Para quem acompanha o universo de fandom intensivo e caçadores de likes, o nome não é novidade. Usuários rapidamente resgataram vídeos antigos em que o mesmo Wen invade palco e rompe cercas de segurança em shows de artistas como Katy Perry e The Weeknd. A persona digital dele é construída em cima de um único roteiro: chegar o mais perto possível de celebridades, transformar a invasão em conteúdo e monetizar o choque da audiência. Muita gente já não acha graça há tempos e descreve esse padrão como assédio repetido, planejado e mascarado de pegadinha.
É justamente essa reincidência que deixou tanta gente irritada desta vez. Nos comentários, fãs lembram que o australiano já foi expulso de eventos, barrado em locais e penalizado de forma leve, mas nunca sentiu um peso real da lei. Quando o pior que pode acontecer é um empurrão da segurança e uma multa que ele consegue recuperar com visualizações, qual o incentivo para parar? Do lado de quem trabalha na linha de frente da fama, a sensação é outra: cada aparição de gente como Wen aumenta o medo de algo sair ainda mais do controle.
Também chamam atenção as comparações com outras punições previstas em Cingapura. Nas redes, internautas citam leis duríssimas para crimes de drogas e questionam como um ato de invasão física, premeditado e repetido, recebe uma resposta relativamente branda. Para muitos, isso passa a mensagem equivocada de que agarrar alguém sem consentimento, mesmo em ambiente altamente vigiado, ainda é tratado como “confusão de fã”, e não como violação séria de espaço e de segurança.
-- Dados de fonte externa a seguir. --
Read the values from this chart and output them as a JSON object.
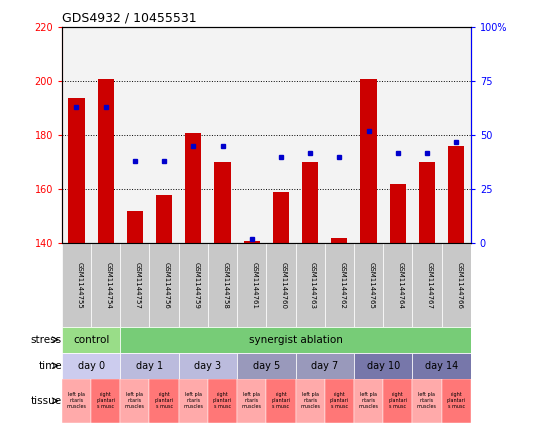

Ao mesmo tempo, há um debate incômodo sobre o papel da própria mídia e das plataformas. Cada nova manchete, corte viral e thread no X (ex-Twitter) vira combustível para a persona que Wen criou. Redações ficam no dilema: ignorar uma agressão evidente contra uma artista global ou cobrir o fato, correndo o risco de amplificar exatamente o tipo de atenção que sustenta o ciclo. Uma parte do público critica os veículos por “alimentarem o troll”, outra defende que só com exposição e pressão pública organizadores e estúdios passam a levar reincidentes realmente a sério.
Por trás de tudo isso, existe a questão prática e urgente: como proteger artistas e público em eventos de grande porte. O time de Wicked: For Good está em maratona de junkets, pré-estreias e fan events ao redor do mundo, e o que aconteceu em Cingapura deve virar assunto prioritário em reuniões com segurança. Vale repensar distância mínima entre fãs e elenco, protocolos de resposta rápida, compartilhamento de listas de pessoas problemáticas entre produtores de shows, cinemas e festivais, e até possíveis restrições coordenadas a indivíduos que insistem em transformar invasão em modo de vida.
Enquanto isso, a agenda promocional continua. O tour segue para Nova York, onde está previsto o último grande evento de tapete vermelho antes do lançamento global. Poucos dias depois, Wicked: For Good chega aos cinemas, e a expectativa do estúdio é que a conversa migre do susto em Cingapura para o que realmente deveria estar em destaque: a química entre Ariana e Cynthia, a força visual do universo de Oz e o peso de um elenco que ainda inclui Michelle Yeoh e Jeff Goldblum.
No fim das contas, o episódio é um lembrete incômodo de como relações parasociais – essa sensação de “conhecer” um ídolo só por acompanhá-lo online – podem se distorcer quando falta noção de limite. Admirar um artista não dá direito de encostar nele, de agarrar, de usar o corpo do outro como atalho para views. Resta ver se a acusação contra Johnson Wen vai marcar um ponto de virada ou se será apenas mais um capítulo na carreira de quem transformou desrespeito em marca registrada. O que não deveria estar em discussão em 2024 é o básico: respeito ao corpo e ao espaço do outro não é opcional, é o mínimo.